Optimizing the Endmembers Using Volume Invariant Constrained Model.

The linear mixture model (LMM) plays a crucial role in the spectral unmixing of hyperspectral data. Under the assumption of LMM, the solution with the minimum reconstruction error is considered to be the ideal endmember. However, for practical hyperspectral data sets, endmembers that enclose all the pixels are physically meaningless due to the effect of noise. Therefore, in many cases, it is not sufficient to consider only the reconstruction error, some constraints (for instance, volume constraint) need to be added to the endmembers. The two terms can be considered as serving two forces: minimizing the reconstruction error forces the endmembers to move outward and thus enlarges the volume of the simplex while the endmember constraint acts in the opposite direction by driving the endmembers to move inward so as to constrain the volume to be smaller. Many existing methods obtain their solution just by balancing the two contradictory forces.
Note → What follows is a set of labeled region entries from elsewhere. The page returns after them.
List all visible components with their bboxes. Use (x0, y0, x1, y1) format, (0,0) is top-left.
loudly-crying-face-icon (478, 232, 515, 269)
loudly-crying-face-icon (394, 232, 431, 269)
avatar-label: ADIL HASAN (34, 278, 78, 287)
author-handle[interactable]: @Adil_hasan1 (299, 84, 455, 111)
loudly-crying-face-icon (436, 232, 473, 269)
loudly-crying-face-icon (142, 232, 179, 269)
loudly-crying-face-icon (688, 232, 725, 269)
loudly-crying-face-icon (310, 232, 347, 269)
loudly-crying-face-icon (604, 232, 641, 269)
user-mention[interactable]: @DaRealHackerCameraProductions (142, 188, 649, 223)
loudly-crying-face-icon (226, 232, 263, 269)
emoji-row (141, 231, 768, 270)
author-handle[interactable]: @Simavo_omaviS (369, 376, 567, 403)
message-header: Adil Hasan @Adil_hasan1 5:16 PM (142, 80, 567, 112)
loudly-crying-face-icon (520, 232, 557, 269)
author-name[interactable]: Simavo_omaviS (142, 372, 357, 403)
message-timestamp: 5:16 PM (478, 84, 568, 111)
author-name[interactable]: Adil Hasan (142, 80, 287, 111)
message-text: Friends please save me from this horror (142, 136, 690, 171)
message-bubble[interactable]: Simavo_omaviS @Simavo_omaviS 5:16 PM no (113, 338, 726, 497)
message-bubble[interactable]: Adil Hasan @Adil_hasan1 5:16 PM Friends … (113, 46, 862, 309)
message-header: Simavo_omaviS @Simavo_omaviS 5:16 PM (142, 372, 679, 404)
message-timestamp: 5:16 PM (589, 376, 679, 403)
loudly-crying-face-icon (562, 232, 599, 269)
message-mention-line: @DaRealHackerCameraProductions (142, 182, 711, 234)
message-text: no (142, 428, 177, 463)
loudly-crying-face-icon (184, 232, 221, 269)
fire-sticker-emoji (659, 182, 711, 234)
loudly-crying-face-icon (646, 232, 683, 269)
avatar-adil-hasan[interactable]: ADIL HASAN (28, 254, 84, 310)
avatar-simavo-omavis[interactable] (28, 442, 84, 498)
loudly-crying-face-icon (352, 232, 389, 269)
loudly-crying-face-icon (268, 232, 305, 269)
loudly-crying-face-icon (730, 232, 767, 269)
The solution acquired in this way can not only minimize the reconstruction error but also be physically meaningful. Interestingly, we find, in this paper, that the two forces are not completely contradictory with each other, and the reconstruction error can be further reduced without changing the volume of the simplex. And more interestingly, our method can further optimize the solution provided by all the endmember extraction methods (both endmember selection methods and endmember generation methods). After optimization, the final endmembers outperform the initial solution in terms of reconstruction error as well as accuracy. The experiments on simulated and real hyperspectral data verify the validation of our method.